IKN Jadi Contoh Gerakan ASRI, Fokus Pulihkan Bekas Tambang
Gerbangkaltim.com, Nusantara – Ibu Kota Nusantara (IKN) kembali menunjukkan komitmennya dalam mendukung agenda pelestarian lingkungan nasional. Pada peringatan Hari Lingkungan Hidup Sedunia 2026, kawasan Nusantara terpilih sebagai salah satu dari tujuh titik utama di Indonesia yang terhubung langsung melalui teleconference nasional bersama Menteri Lingkungan Hidup.
Kegiatan yang berlangsung di Masjid Negara IKN pada Jumat (5/6/2026) tersebut menjadi bagian dari pelaksanaan Gerakan ASRI (Aman, Sehat, Resik, dan Indah), sebuah program nasional yang didorong pemerintah untuk membangun budaya hidup bersih, sehat, dan berkelanjutan di seluruh wilayah Indonesia.
Mengusung tema “Saatnya Bekerja untuk Iklim”, peringatan Hari Lingkungan Hidup Sedunia tahun ini menekankan pentingnya aksi nyata dalam menghadapi perubahan iklim. Pemerintah mengajak seluruh elemen masyarakat untuk tidak hanya berbicara mengenai lingkungan, tetapi juga mengambil langkah konkret yang memberikan dampak langsung terhadap kualitas ekosistem.
Acara nasional yang dipusatkan di Graha Wisata Pramuka Cibubur itu diikuti sekitar 10 ribu peserta dari berbagai daerah. Di Nusantara, kegiatan melibatkan mitra pembangunan, masyarakat, komunitas lingkungan, serta jajaran Otorita IKN yang turut berpartisipasi dalam berbagai aksi pelestarian lingkungan.
Dalam kesempatan tersebut, Kepala Otorita IKN Basuki Hadimuljono memaparkan sejumlah program yang telah dijalankan untuk mendukung Gerakan ASRI sekaligus memperkuat visi Nusantara sebagai kota hutan berkelanjutan atau smart forest city.
Menurut Basuki, menjaga kebersihan dan kelestarian lingkungan tidak dapat dilakukan oleh satu pihak saja, melainkan membutuhkan partisipasi kolektif seluruh elemen masyarakat.
“Kebersihan merupakan gerakan bersama. Di IKN kami melakukan berbagai kegiatan seperti aksi bersih pantai, penanaman mangrove, hingga rehabilitasi kawasan bekas tambang yang menjadi salah satu fokus utama saat ini,” ujarnya.
Salah satu program yang menjadi perhatian adalah upaya rehabilitasi lahan bekas tambang di kawasan sekitar Nusantara. Otorita IKN saat ini bekerja sama dengan Kementerian Kehutanan untuk memulihkan area yang terdampak aktivitas pertambangan, termasuk kawasan Hutan Bukit Soeharto yang memiliki nilai ekologis penting bagi Kalimantan Timur.
Program tersebut dinilai sebagai langkah strategis untuk mengembalikan fungsi lingkungan sekaligus memperkuat kualitas ekosistem yang menopang pembangunan ibu kota baru Indonesia.
Komitmen Otorita IKN mendapatkan apresiasi dari Menteri Lingkungan Hidup Mohammad Jumhur Hidayat.
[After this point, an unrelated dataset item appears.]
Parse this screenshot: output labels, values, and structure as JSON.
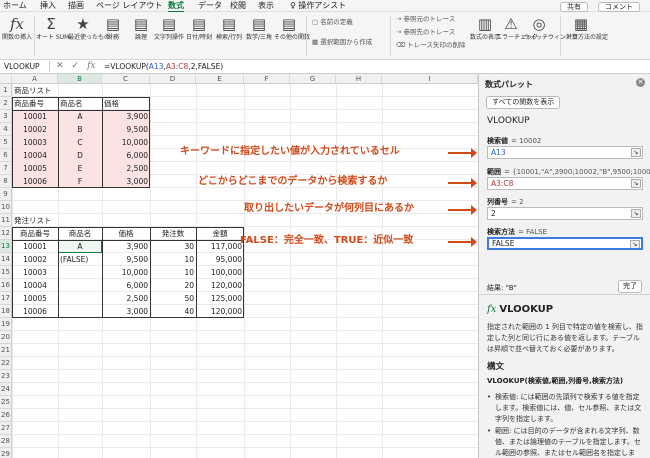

Ia menilai langkah rehabilitasi lahan bekas tambang yang dilakukan IKN dapat menjadi contoh bagi pelaku usaha dan pemilik konsesi tambang di berbagai daerah.
Menurutnya, pemulihan lingkungan pascatambang merupakan tanggung jawab yang harus dijalankan secara serius demi menjaga keberlanjutan sumber daya alam bagi generasi mendatang.
Selain rehabilitasi lahan, berbagai kegiatan lain seperti penanaman mangrove dan penghijauan kawasan terus dilakukan sebagai bagian dari strategi penguatan ketahanan iklim di Nusantara. Upaya tersebut sejalan dengan target menjadikan IKN sebagai kota modern yang berkembang tanpa mengabaikan aspek lingkungan hidup.
Melalui momentum Hari Lingkungan Hidup Sedunia 2026, pemerintah berharap Gerakan ASRI tidak hanya menjadi program tahunan, tetapi berkembang menjadi budaya baru masyarakat Indonesia. Dengan keterlibatan aktif seluruh elemen bangsa, langkah-langkah kecil yang dilakukan secara konsisten diyakini mampu memberikan dampak besar bagi keberlanjutan lingkungan dan mendukung terwujudnya visi Indonesia Emas 2045.
Nusantara pun terus berupaya membuktikan bahwa pembangunan kota masa depan dapat berjalan seiring dengan pemulihan ekosistem dan perlindungan lingkungan hidup secara berkelanjutan.